Maybe because I so recently finished The Figure in the Shadows, I recognized all the similarities. Both Lewis and Johnny have problems with bullies. Both wind up wearing something (Lewis wears a necklace, and Johnny wear a ring) that negatively controls their behavior and that fights removal. Both of the evil characters are nebulous, hovering, dark forms. Even with all the similarities, I found myself liking Johnny. Also, the professor is a much more realistic and interesting character than Uncle Jonathan. The Figure in the Shadows came first in 1975, while The Curse of the Blue Figurine was published in 1983. The other books in the Johnny Dixon series sound fun, so I'll continue reading them.

Monday, May 5, 2014 -- Evening

The Letter, the Witch, and the Ring by John Bellairs
cover of The  Letter, the Witch, and the Ring by John Bellairs The Letter, the Witch, and the Ring by John Bellairs is the third book in the Lewis Barnavelt trilogy. At least, the three books were considered a trilogy at first. At any rate, they are the three books in The Best of John Bellairs compilation. Although this is book is part of the Lewis Barnavelt series, the book features Rose Rita and Mrs. Zimmermann. Lewis is off at Boy Scout Camp for the summer. He wants to be able to play more sports with Rose Rita and not be such a loser. Rose Rita, in the meantime, is having teenage woes. Rose Rita is 13, and she's starting to realize that things are going to change in life. At least, her mom is constantly reminding her of it. With the teenage years comes going to dances, dressing up, and being interested in boys. The way Rose Rita's mom talks, Lewis will become Rose Rita's boyfriend. The problem? Rose Rita really doesn't want things to change. She wants everything to stay as it is. She just wants to be friends with Lewis, and she doesn't want to go to dances and be all girly. Well, Mrs. Zimmermann takes pity on Rose Rita, and she invites Rose Rita on a trip to Mrs. Zimmermann's uncle's farm. Mrs. Zimmermann had received a letter from her uncle talking about a magic ring he found, and in the letter, the uncle says that he's probably going to die soon due to an illness he has. Well, the uncle, Oley, has died. Mrs. Zimmermann plans on going to the farm to settle things, then taking a road trip. Mrs. Zimmermann invites Rose Rita to join her. On the way to the farm, Mrs. Zimmermann's car ran out of gas, and she and Rose Rita walk to the grocery store near the farm to get gas. Well, the store is run by a Mrs. Gert Biggers, an ugly, old woman who hates Mrs. Zimmermann because Mrs. Biggers blames Mrs. Zimmermann for stealing Mrs. Biggers' boyfriend when they were young adults.

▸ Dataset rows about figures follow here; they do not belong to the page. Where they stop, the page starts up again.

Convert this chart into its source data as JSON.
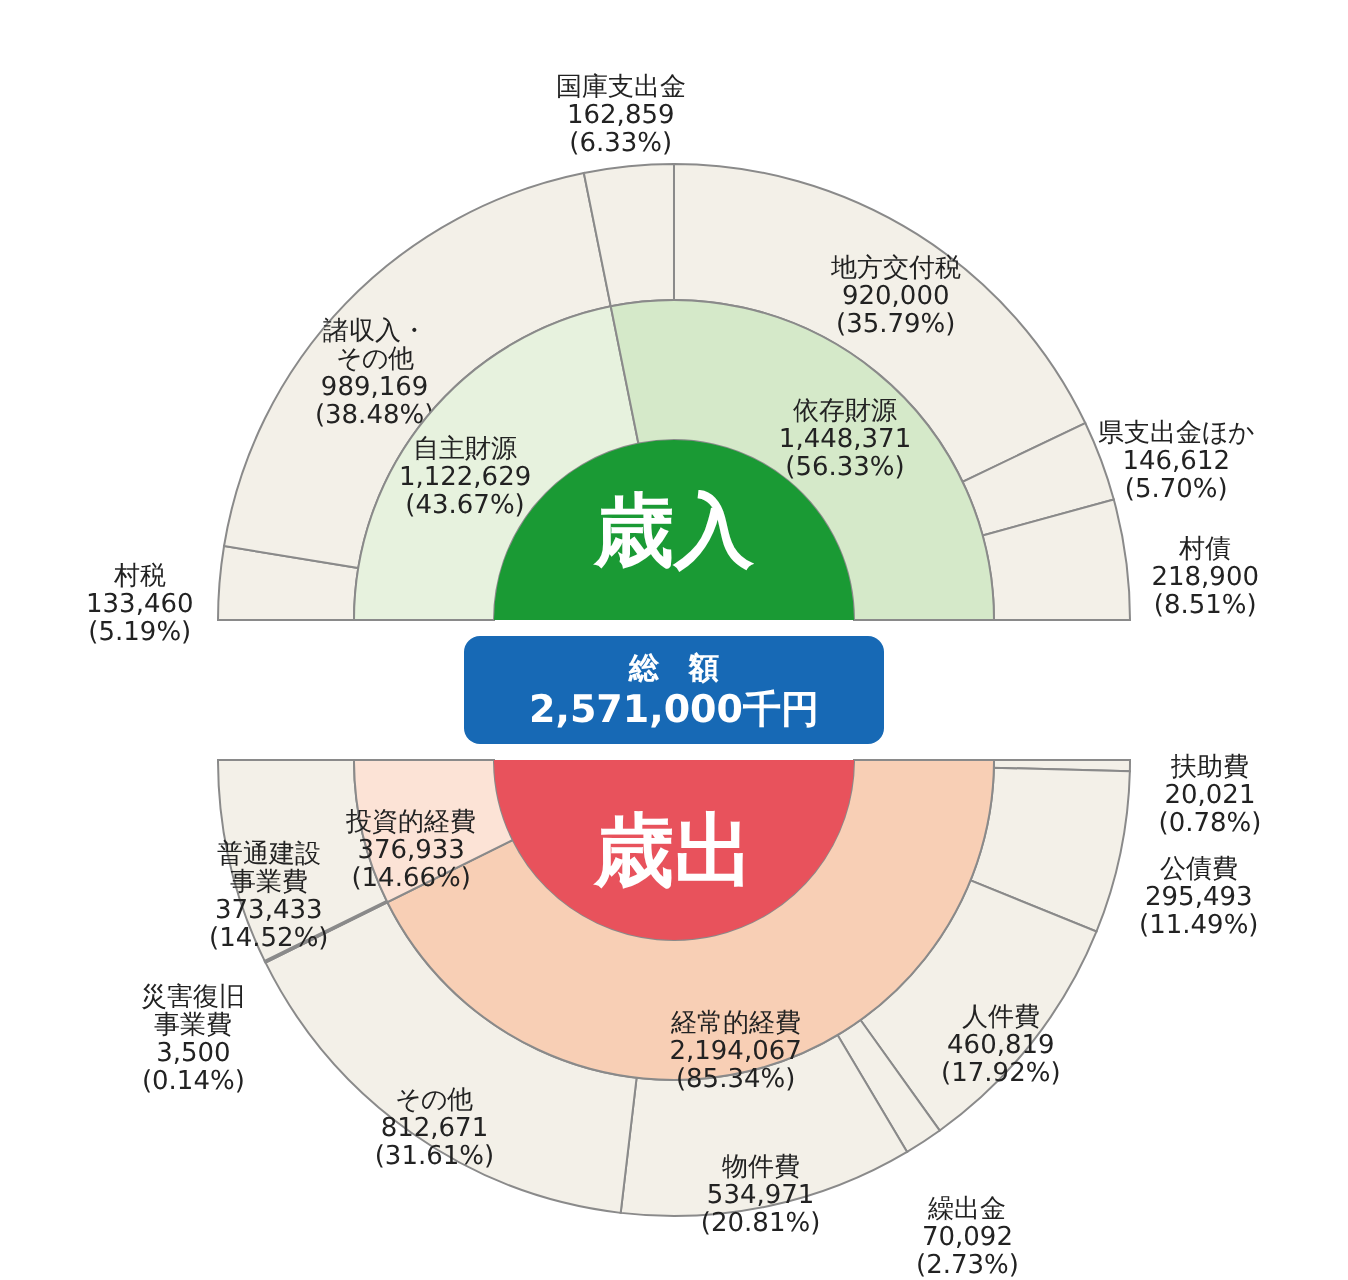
{
  "chart_data": [
    {
      "type": "donut",
      "title": "歳入",
      "categories": [
        "自主財源",
        "依存財源"
      ],
      "values": [
        1122629,
        1448371
      ],
      "colors": [
        "#e7f2de",
        "#d5e9c9"
      ],
      "value_labels": [
        "1,122,629 (43.67%)",
        "1,448,371 (56.33%)"
      ],
      "annotations": [
        "総　額",
        "2,571,000千円"
      ]
    },
    {
      "type": "donut",
      "categories": [
        "村税",
        "諸収入・その他",
        "国庫支出金",
        "地方交付税",
        "県支出金ほか",
        "村債"
      ],
      "values": [
        133460,
        989169,
        162859,
        920000,
        146612,
        218900
      ],
      "colors": [
        "#f3f0e8",
        "#f3f0e8",
        "#f3f0e8",
        "#f3f0e8",
        "#f3f0e8",
        "#f3f0e8"
      ],
      "value_labels": [
        "133,460 (5.19%)",
        "989,169 (38.48%)",
        "162,859 (6.33%)",
        "920,000 (35.79%)",
        "146,612 (5.70%)",
        "218,900 (8.51%)"
      ]
    },
    {
      "type": "donut",
      "title": "歳出",
      "categories": [
        "経常的経費",
        "投資的経費"
      ],
      "values": [
        2194067,
        376933
      ],
      "colors": [
        "#f8cfb5",
        "#fce3d6"
      ],
      "value_labels": [
        "2,194,067 (85.34%)",
        "376,933 (14.66%)"
      ]
    },
    {
      "type": "donut",
      "categories": [
        "扶助費",
        "公債費",
        "人件費",
        "繰出金",
        "物件費",
        "その他",
        "災害復旧事業費",
        "普通建設事業費"
      ],
      "values": [
        20021,
        295493,
        460819,
        70092,
        534971,
        812671,
        3500,
        373433
      ],
      "colors": [
        "#f3f0e8",
        "#f3f0e8",
        "#f3f0e8",
        "#f3f0e8",
        "#f3f0e8",
        "#f3f0e8",
        "#f3f0e8",
        "#f3f0e8"
      ],
      "value_labels": [
        "20,021 (0.78%)",
        "295,493 (11.49%)",
        "460,819 (17.92%)",
        "70,092 (2.73%)",
        "534,971 (20.81%)",
        "812,671 (31.61%)",
        "3,500 (0.14%)",
        "373,433 (14.52%)"
      ]
    }
  ]
}
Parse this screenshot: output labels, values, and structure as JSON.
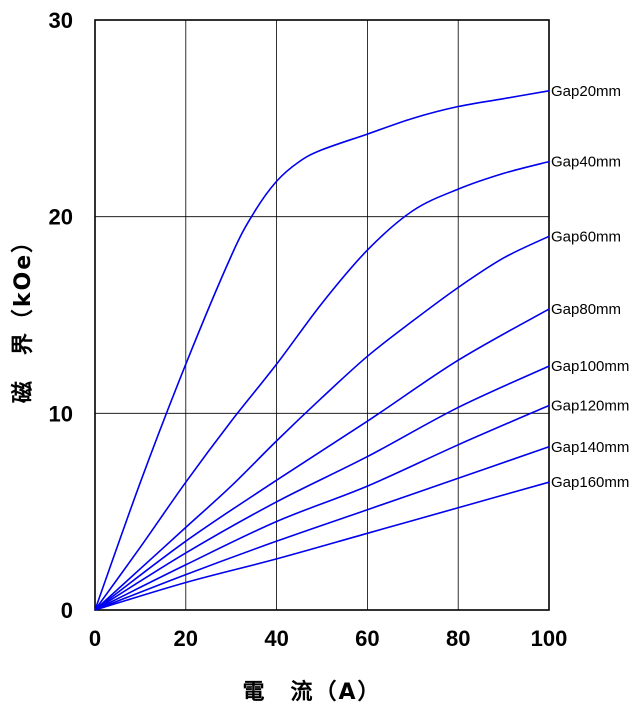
{
  "chart_data": {
    "type": "line",
    "xlabel": "電　流（A）",
    "ylabel": "磁　界（kOe）",
    "xlim": [
      0,
      100
    ],
    "ylim": [
      0,
      30
    ],
    "x_ticks": [
      0,
      20,
      40,
      60,
      80,
      100
    ],
    "y_ticks": [
      0,
      10,
      20,
      30
    ],
    "grid": true,
    "legend": "end-of-line labels",
    "line_color": "#0000ee",
    "series": [
      {
        "name": "Gap20mm",
        "x": [
          0,
          10,
          20,
          30,
          35,
          40,
          45,
          50,
          60,
          70,
          80,
          90,
          100
        ],
        "y": [
          0,
          6.5,
          12.5,
          18,
          20.2,
          21.8,
          22.8,
          23.4,
          24.2,
          25,
          25.6,
          26,
          26.4
        ]
      },
      {
        "name": "Gap40mm",
        "x": [
          0,
          10,
          20,
          30,
          40,
          50,
          60,
          70,
          80,
          90,
          100
        ],
        "y": [
          0,
          3.2,
          6.5,
          9.6,
          12.5,
          15.6,
          18.3,
          20.3,
          21.4,
          22.2,
          22.8
        ]
      },
      {
        "name": "Gap60mm",
        "x": [
          0,
          10,
          20,
          30,
          40,
          50,
          60,
          70,
          80,
          90,
          100
        ],
        "y": [
          0,
          2.1,
          4.2,
          6.3,
          8.6,
          10.8,
          12.9,
          14.7,
          16.4,
          17.9,
          19
        ]
      },
      {
        "name": "Gap80mm",
        "x": [
          0,
          20,
          40,
          60,
          80,
          100
        ],
        "y": [
          0,
          3.5,
          6.6,
          9.6,
          12.7,
          15.3
        ]
      },
      {
        "name": "Gap100mm",
        "x": [
          0,
          20,
          40,
          60,
          80,
          100
        ],
        "y": [
          0,
          2.9,
          5.5,
          7.8,
          10.3,
          12.4
        ]
      },
      {
        "name": "Gap120mm",
        "x": [
          0,
          20,
          40,
          60,
          80,
          100
        ],
        "y": [
          0,
          2.3,
          4.5,
          6.3,
          8.4,
          10.4
        ]
      },
      {
        "name": "Gap140mm",
        "x": [
          0,
          20,
          40,
          60,
          80,
          100
        ],
        "y": [
          0,
          1.8,
          3.5,
          5.1,
          6.7,
          8.3
        ]
      },
      {
        "name": "Gap160mm",
        "x": [
          0,
          20,
          40,
          60,
          80,
          100
        ],
        "y": [
          0,
          1.4,
          2.6,
          3.9,
          5.2,
          6.5
        ]
      }
    ]
  }
}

At the farm, there is no magic ring, but there are signs that the house was broken into and searched. Mrs. Zimmermann and Rose Rita continue on their road trip, but things start going horribly wrong. Mrs. Zimmermann lost her magical wand in The Figure in the Shadows, and now she seems to be a victim of black magic. Mrs. Zimmermann almost dies of mysterious stomach pains, and Rose Rita crashed the car, Bessie, while trying to drive Mrs. Zimmermann to a doctor. Mrs. Zimmermann and Rose Rita return to the farm after Mrs. Zimmermann starts to realize that someone is trying to use black magic against her. Back at the farm, Mrs. Zimmermann mysteriously vanishes, and it's up to Rose Rita to solve the mystery of Mrs. Zimmermann's disappearance. Will Rose Rita save Mrs. Zimmermann?

I could feel a strong connection to Rose Rita. Growing up is a hard thing to do, especially when you realize that the growing up might involve some major changes on your part. It's even harder when those changes are really not wanted, such as Rose Rita wanting to continue to be a tomboy instead of a girly girl. The situation became quite tense, and there were some especially harrowing moments towards the end of the book. Will Rose Rita change, and will she be happy with the change? Who knows? As Mrs. Zimmermann says Rose Rita will just have to wait and see how her life turns out. That's all any of us can do.